CSO figures from April 2019 indicate that two-thirds of self-employed people are not saving for retirement and availing of the tax breaks. Additionally, Ifac’s Irish Farm Report 2019 also found that only 32% of those aged over 65 have a pension in place for themselves and their spouse, and one in five of those aged 40-65 have no pension plan. The report contains the results of one of the most comprehensive farm surveys ever undertaken in the history of the state (read the full report here).

Tom Ryan at ifac’s office in Nenagh said:

“Christmas is just weeks away and while it may appear a little early to be thinking about presents, it’s never too early to invest in your pension fund. One of the key reasons so few are using these tax-efficient savings plans is that they are not aware of the breadth of tax breaks these plans enjoy. And, there is a huge opportunity for farmers to get started. Our Irish Farm Report 2019 found some worrying trends across the farming community when it comes to personal financial planning, with 32% of over 65s saying they have no household pension.”

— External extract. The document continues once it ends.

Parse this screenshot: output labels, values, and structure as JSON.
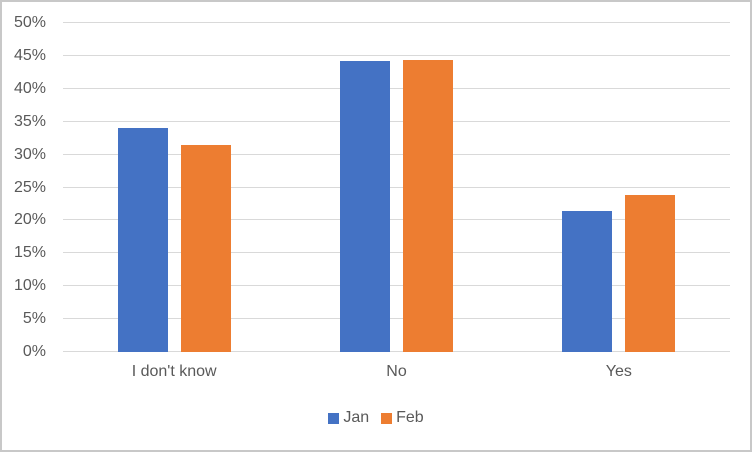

So how do pensions deliver tax breaks?

With most investment assets you purchase, Revenue takes their cut on the income you earn e.g. rent and dividends (up to 40% tax). Then on the sale of the asset, they take their cut on any profit via Capital Gains Tax (33% tax). For example, a €200,000 investment over five years in a property that grows in value by 3% per annum and has a rental yield of 4% per annum, will give a net profit of €45,343 (based on 40% income tax on rent and 33% CGT). However, the exact same investment in a pension account will give a profit of €71,854. This is because the income and growth from the assets you own in a pension fund are exempt from all taxes.

Then when you decide to retire, the self-employed can take 25% of their personal pension funds as a tax-free lump sum. The balance is used to provide you with an income. This income is subject to income tax but for many, they can take this income with little or no tax liability. This is because of the Income Exemption Limit that exists for those aged 65 and over. A married couple can earn up to €36,000 per annum (single person €18,000) and be exempt from income tax. The state contributory pension, with an adult dependant, is €24,481 per annum. This leaves the possibility to receive a tax-free pension income of €11,500 per annum.

Finally, should you be unfortunate enough not to enjoy the retirement benefits yourself due to premature death, the fund is paid to your estate without deduction of tax.